Natural Resources Wales, the Welsh Government’s environmental body, and Natural England both say the measures Uniper is proposing must be treated as compensation for harm caused, not as measures that prevent the harm in the first place.
That distinction matters because the legal rules for compensation under the Habitats Regulations are stricter than those for mitigation.
Natural Resources Wales maintained all of its key concerns in its most recent submission to the examination, dated 31 March 2026.
For the curlew, Uniper is proposing to enhance 25 hectares of land at Gronant Fields near Prestatyn, approximately 21 kilometres from the power station site, to provide alternative foraging habitat.
The project would also result in up to 26 hectares of grassland used by curlews being lost, some temporarily during construction and some permanently during operation.
Uniper’s case for proceeding despite the harm rests on the argument that the project is classed as Critical National Priority infrastructure under government energy policy.
The company says the development would support up to 1,600 construction workers at peak and contribute an estimated £33.24 million to the national economy during the build phase.

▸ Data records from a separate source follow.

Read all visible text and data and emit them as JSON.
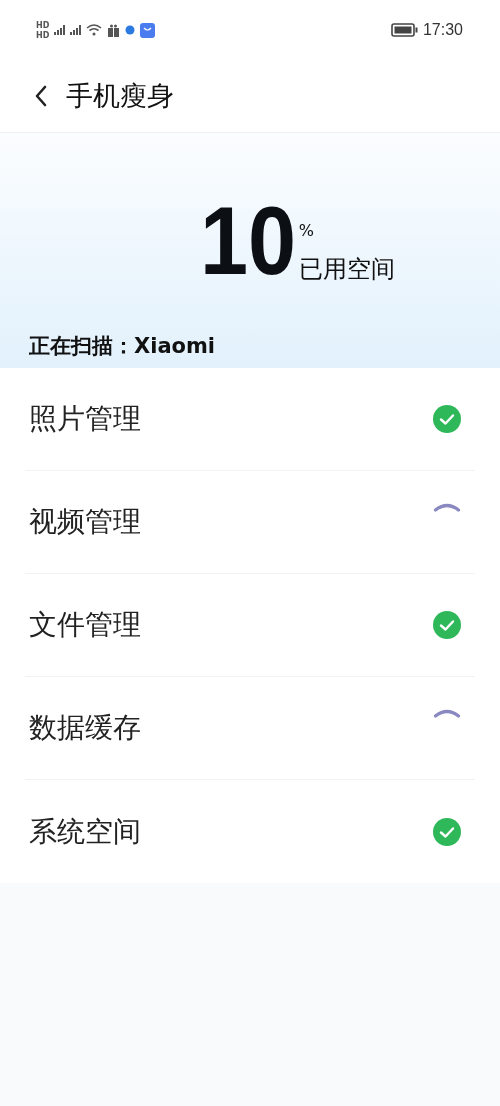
{
  "status_bar": {
    "sim_labels": [
      "HD",
      "HD"
    ],
    "time": "17:30"
  },
  "header": {
    "title": "手机瘦身"
  },
  "usage": {
    "value": "10",
    "unit": "%",
    "caption": "已用空间"
  },
  "scan": {
    "label": "正在扫描：Xiaomi"
  },
  "items": [
    {
      "label": "照片管理",
      "done": true
    },
    {
      "label": "视频管理",
      "done": false
    },
    {
      "label": "文件管理",
      "done": true
    },
    {
      "label": "数据缓存",
      "done": false
    },
    {
      "label": "系统空间",
      "done": true
    }
  ]
}
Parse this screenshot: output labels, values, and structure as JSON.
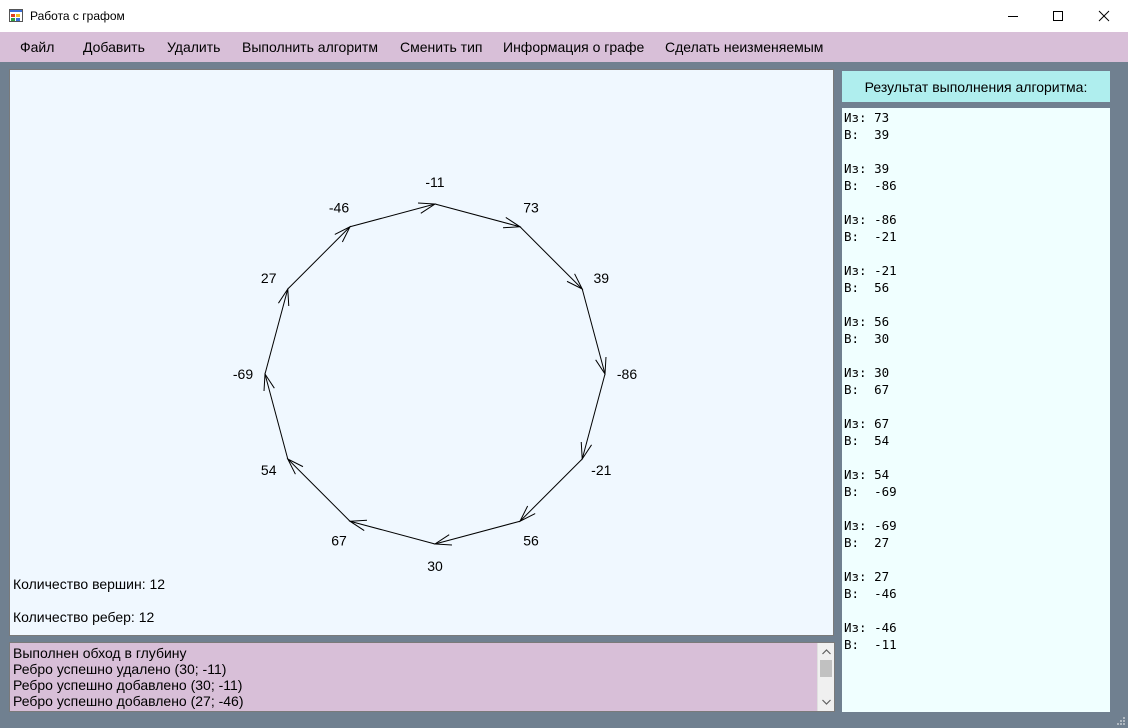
{
  "window": {
    "title": "Работа с графом",
    "controls": [
      "minimize",
      "maximize",
      "close"
    ]
  },
  "menu": {
    "items": [
      "Файл",
      "Добавить",
      "Удалить",
      "Выполнить алгоритм",
      "Сменить тип",
      "Информация о графе",
      "Сделать неизменяемым"
    ]
  },
  "graph": {
    "directed": true,
    "vertices": [
      "-11",
      "73",
      "39",
      "-86",
      "-21",
      "56",
      "30",
      "67",
      "54",
      "-69",
      "27",
      "-46"
    ],
    "edges": [
      {
        "from": "-11",
        "to": "73"
      },
      {
        "from": "73",
        "to": "39"
      },
      {
        "from": "39",
        "to": "-86"
      },
      {
        "from": "-86",
        "to": "-21"
      },
      {
        "from": "-21",
        "to": "56"
      },
      {
        "from": "56",
        "to": "30"
      },
      {
        "from": "30",
        "to": "67"
      },
      {
        "from": "67",
        "to": "54"
      },
      {
        "from": "54",
        "to": "-69"
      },
      {
        "from": "-69",
        "to": "27"
      },
      {
        "from": "27",
        "to": "-46"
      },
      {
        "from": "-46",
        "to": "-11"
      }
    ],
    "vertex_count_text": "Количество вершин: 12",
    "edge_count_text": "Количество ребер: 12"
  },
  "log": {
    "lines": [
      "Выполнен обход в глубину",
      "Ребро успешно удалено (30; -11)",
      "Ребро успешно добавлено (30; -11)",
      "Ребро успешно добавлено (27; -46)"
    ]
  },
  "result": {
    "header": "Результат выполнения алгоритма:",
    "steps": [
      {
        "from": "73",
        "to": "39"
      },
      {
        "from": "39",
        "to": "-86"
      },
      {
        "from": "-86",
        "to": "-21"
      },
      {
        "from": "-21",
        "to": "56"
      },
      {
        "from": "56",
        "to": "30"
      },
      {
        "from": "30",
        "to": "67"
      },
      {
        "from": "67",
        "to": "54"
      },
      {
        "from": "54",
        "to": "-69"
      },
      {
        "from": "-69",
        "to": "27"
      },
      {
        "from": "27",
        "to": "-46"
      },
      {
        "from": "-46",
        "to": "-11"
      }
    ],
    "from_label": "Из:",
    "to_label": "В:"
  },
  "colors": {
    "background": "#708090",
    "menu": "#d8bfd8",
    "canvas": "#f0f8ff",
    "result_header": "#afeeee",
    "result_panel": "#f0ffff"
  }
}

It says there is no alternative site in the UK that could meet the project’s requirements, pointing to the existing grid connection, the proximity of the HyNet CO2 pipeline, and the company’s ownership of the land.
The examination of the application is continuing at the Planning Inspectorate under reference EN010166.
Flintshire County Council, as the local planning authority, would be responsible for enforcing the terms of any consent granted by the Secretary of State.